江戸時代を舞台に差別とはなにか、生きるとはどういうことかを問うた不朽の歴史大作。

知らない人のために一応書いておきますと、アニメ等で話題になった「カムイ外伝」と内容はまるで違います。

浅い巻で忍者カムイは登場しますが、主人公と言うわけでなく、どちらかというと傍観者であり、狂言回し。

農民である正助を中心とした群像劇、といっていいでしょう。

はっきりいって軽い気持ちで読める漫画じゃありません。

なんせこの作品の為だけに白土三平は赤目プロダクションを設立、雑誌ガロを創刊したほどだからその内容たるや半端なものじゃなし。

私はこの作品で、かつての日本には士農工商以下に位置するエタ、非人という身分制度があったのだ、と知りました。

教科書に載ってないないはずです、これ。

それだけでも衝撃だったんですが、タブーから目をそらさず多面的に描かれた封建社会における人間ドラマの重厚さ、これがまた尋常じゃないんです。

時代劇というよりむしろもう大河文芸作品の域に達している、といっていいんじゃないでしょうか。

読破するのに相当な体力を要することは確か。

エンターティメント性なんてほとんどなく、その陰惨さ、救いのなさに気持ちはとことん沈みます。

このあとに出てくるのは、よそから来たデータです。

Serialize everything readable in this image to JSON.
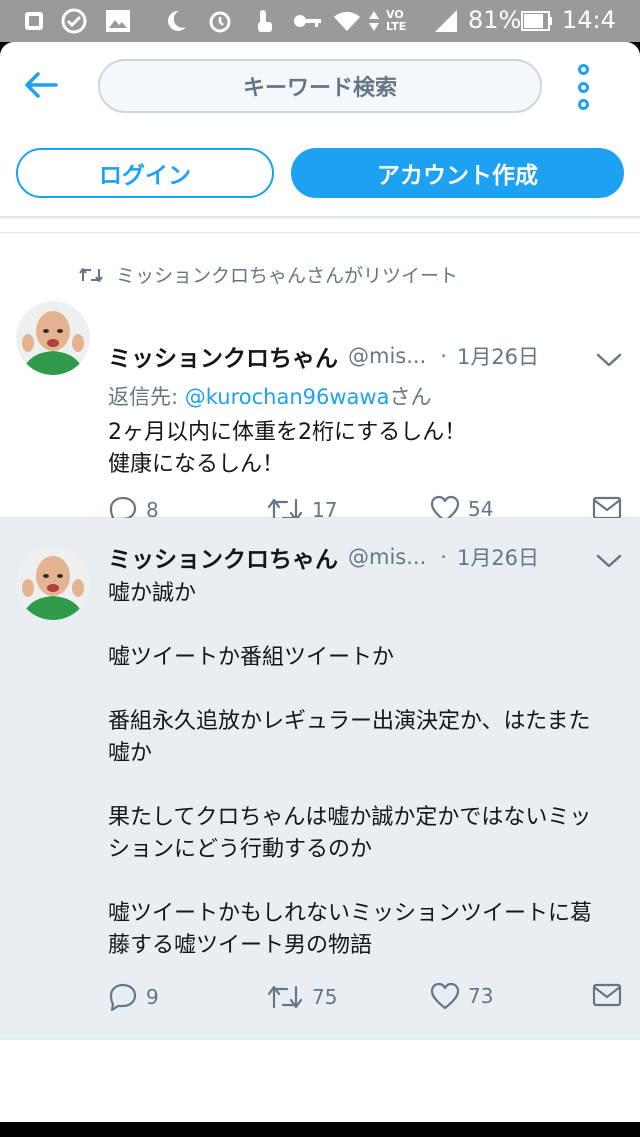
{
  "status_bar": {
    "battery": "81%",
    "time": "14:4",
    "network": "VO LTE"
  },
  "header": {
    "search_placeholder": "キーワード検索",
    "login_label": "ログイン",
    "signup_label": "アカウント作成"
  },
  "tweets": [
    {
      "retweet_note": "ミッションクロちゃんさんがリツイート",
      "name": "ミッションクロちゃん",
      "handle": "@mis...",
      "date": "1月26日",
      "reply_prefix": "返信先: ",
      "reply_handle": "@kurochan96wawa",
      "reply_suffix": "さん",
      "text": "2ヶ月以内に体重を2桁にするしん！\n健康になるしん！",
      "replies": "8",
      "retweets": "17",
      "likes": "54"
    },
    {
      "name": "ミッションクロちゃん",
      "handle": "@mis...",
      "date": "1月26日",
      "text": "嘘か誠か\n\n嘘ツイートか番組ツイートか\n\n番組永久追放かレギュラー出演決定か、はたまた嘘か\n\n果たしてクロちゃんは嘘か誠か定かではないミッションにどう行動するのか\n\n嘘ツイートかもしれないミッションツイートに葛藤する嘘ツイート男の物語",
      "replies": "9",
      "retweets": "75",
      "likes": "73"
    }
  ],
  "colors": {
    "accent": "#1da1f2",
    "muted": "#657786",
    "text": "#14171a",
    "highlight_bg": "#e9eef2"
  },
  "icons": [
    "back-arrow-icon",
    "more-vert-icon",
    "retweet-icon",
    "reply-icon",
    "like-icon",
    "dm-icon",
    "caret-down-icon"
  ]
}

でもだからこそ、ここでしか描けなかったものがある、というのは誰もが認めるところでしょう。

漫画史に楔を打ち込んだ大問題作でしょうね。

当時学生だった私の漫画に対する認識を根こそぎひっくりかえしたシリーズ。

ちなみにカムイ伝は3部作をもって完結する、と当初からアナウンスされていて、ここで紹介しているのは第1部にあたります。

現在、第2部までが完結していますが、第3部は発表されていません。

作者の年齢からしてこの未曾有の大作は未完のまま終わりそうな雰囲気。

漫画好きなら一度は目を通しておいた方がいい作品。

論評にマルクス主義だの唯物史観だの飛び出してくるのは後にも先にもこの「カムイ伝」だけだと思います。